Jacoc Joaquin, Processing Experiment 6

Creative Coding

Vishnu Varma doesn’t like modern art. And yet there is something interesting, even stirring, about what can be done with a computer- is this the future of ‘art’?

Every so often, the art world seems to undergo a major movement. One that sometimes radically changes our perception of what art at the time is. This new style of art doesn’t eradicate its predecessors, but pushes it aside to enable change. And of course, change is important. It allows new artistic skills to develop and to an extent, I feel it can expand what we think is beautiful.

But I hate the art of our era. Or at least, I don’t like what comes to mind when we think about the art we see in a modern art museum, or when we think about postmodern art in general. Stepping into a modern art museum for the first time can be an extremely disappointing experience for lovers of art from previous generations. I myself am in love with old marble sculptures. The way the artists of old managed to carve this block of stone into realistic figures, making the fabric they wear look realistic and fluid and sometime even creating veils over their faces that look to be truly translucent. It astounds me.

And then I am reminded that on an equal pedestal as these pieces, in some other museum, there is a urinal, a messy bedroom and an untampered 340 ton boulder.

Personally, I’d prefer if there was something else art historians in the future will remember us by when they think about the art movement of our time.

I very recently started paying attention to a medium of art that I think perfectly encapsulates our technological generation. “creative coding” or “generative art”. It’s exactly what you’re imagining. It’s creating computer algorithms for the purpose of expression instead of its traditional use to build an application or web pages. Although the majority of artwork created in this manner that can be found is of an abstract nature, just like any other medium of art, the skill of the artist can greatly increase the possibilities of what can be created.
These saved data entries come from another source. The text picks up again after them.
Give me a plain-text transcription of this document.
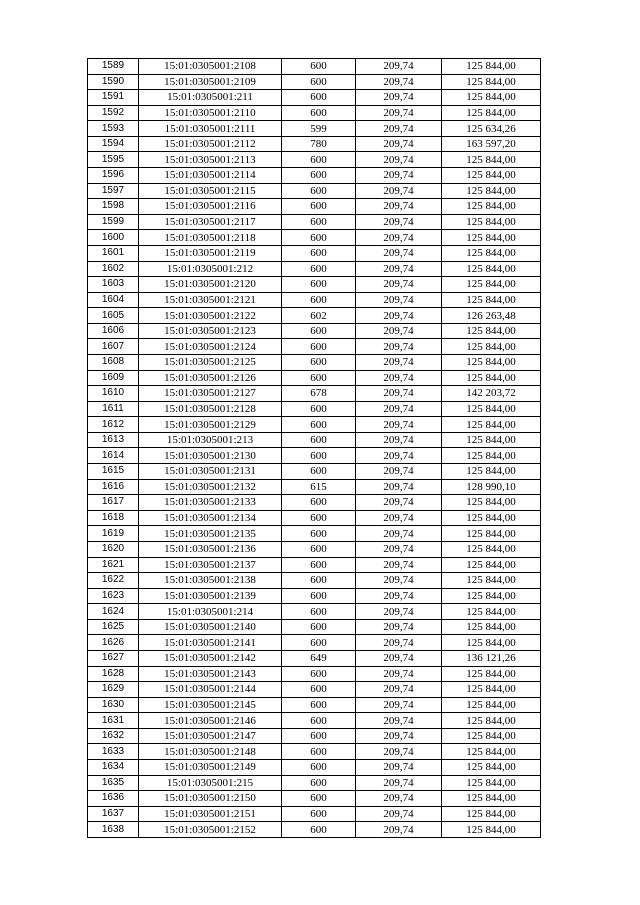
1589	15:01:0305001:2108	600	209,74	125 844,00
1590	15:01:0305001:2109	600	209,74	125 844,00
1591	15:01:0305001:211	600	209,74	125 844,00
1592	15:01:0305001:2110	600	209,74	125 844,00
1593	15:01:0305001:2111	599	209,74	125 634,26
1594	15:01:0305001:2112	780	209,74	163 597,20
1595	15:01:0305001:2113	600	209,74	125 844,00
1596	15:01:0305001:2114	600	209,74	125 844,00
1597	15:01:0305001:2115	600	209,74	125 844,00
1598	15:01:0305001:2116	600	209,74	125 844,00
1599	15:01:0305001:2117	600	209,74	125 844,00
1600	15:01:0305001:2118	600	209,74	125 844,00
1601	15:01:0305001:2119	600	209,74	125 844,00
1602	15:01:0305001:212	600	209,74	125 844,00
1603	15:01:0305001:2120	600	209,74	125 844,00
1604	15:01:0305001:2121	600	209,74	125 844,00
1605	15:01:0305001:2122	602	209,74	126 263,48
1606	15:01:0305001:2123	600	209,74	125 844,00
1607	15:01:0305001:2124	600	209,74	125 844,00
1608	15:01:0305001:2125	600	209,74	125 844,00
1609	15:01:0305001:2126	600	209,74	125 844,00
1610	15:01:0305001:2127	678	209,74	142 203,72
1611	15:01:0305001:2128	600	209,74	125 844,00
1612	15:01:0305001:2129	600	209,74	125 844,00
1613	15:01:0305001:213	600	209,74	125 844,00
1614	15:01:0305001:2130	600	209,74	125 844,00
1615	15:01:0305001:2131	600	209,74	125 844,00
1616	15:01:0305001:2132	615	209,74	128 990,10
1617	15:01:0305001:2133	600	209,74	125 844,00
1618	15:01:0305001:2134	600	209,74	125 844,00
1619	15:01:0305001:2135	600	209,74	125 844,00
1620	15:01:0305001:2136	600	209,74	125 844,00
1621	15:01:0305001:2137	600	209,74	125 844,00
1622	15:01:0305001:2138	600	209,74	125 844,00
1623	15:01:0305001:2139	600	209,74	125 844,00
1624	15:01:0305001:214	600	209,74	125 844,00
1625	15:01:0305001:2140	600	209,74	125 844,00
1626	15:01:0305001:2141	600	209,74	125 844,00
1627	15:01:0305001:2142	649	209,74	136 121,26
1628	15:01:0305001:2143	600	209,74	125 844,00
1629	15:01:0305001:2144	600	209,74	125 844,00
1630	15:01:0305001:2145	600	209,74	125 844,00
1631	15:01:0305001:2146	600	209,74	125 844,00
1632	15:01:0305001:2147	600	209,74	125 844,00
1633	15:01:0305001:2148	600	209,74	125 844,00
1634	15:01:0305001:2149	600	209,74	125 844,00
1635	15:01:0305001:215	600	209,74	125 844,00
1636	15:01:0305001:2150	600	209,74	125 844,00
1637	15:01:0305001:2151	600	209,74	125 844,00
1638	15:01:0305001:2152	600	209,74	125 844,00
Some pieces can be 3-D models, while some are interactive, and there are even pieces that build itself from scratch slightly differently each time the program is run.

As far as I can tell, creative coding isn’t particularly well known, especially not as a form of art, because unlike traditional art that we are used to, this doesn’t have a physical manifestation. Of course it can be displayed on a screen or projected on a wall at a gallery should we decide to, but we would still have the dilemma of purchasing this art piece, as the market for an artist would be viewers who want to buy these pieces, albeit a painting or a sculpture to place in their home and call their own. Or even museums that want to purchase famous pieces as an attraction to their galleries.

I imagine that it would be hard to market these pieces, as they are all essentially just lines of code. But from my perspective, as a medium of art, creative coding resembles a majority of art from previous generations. It’s a medium that’s available to everyone, should they choose to use it. All one needs to create a brilliant piece of art is a great idea, and the skill to execute it.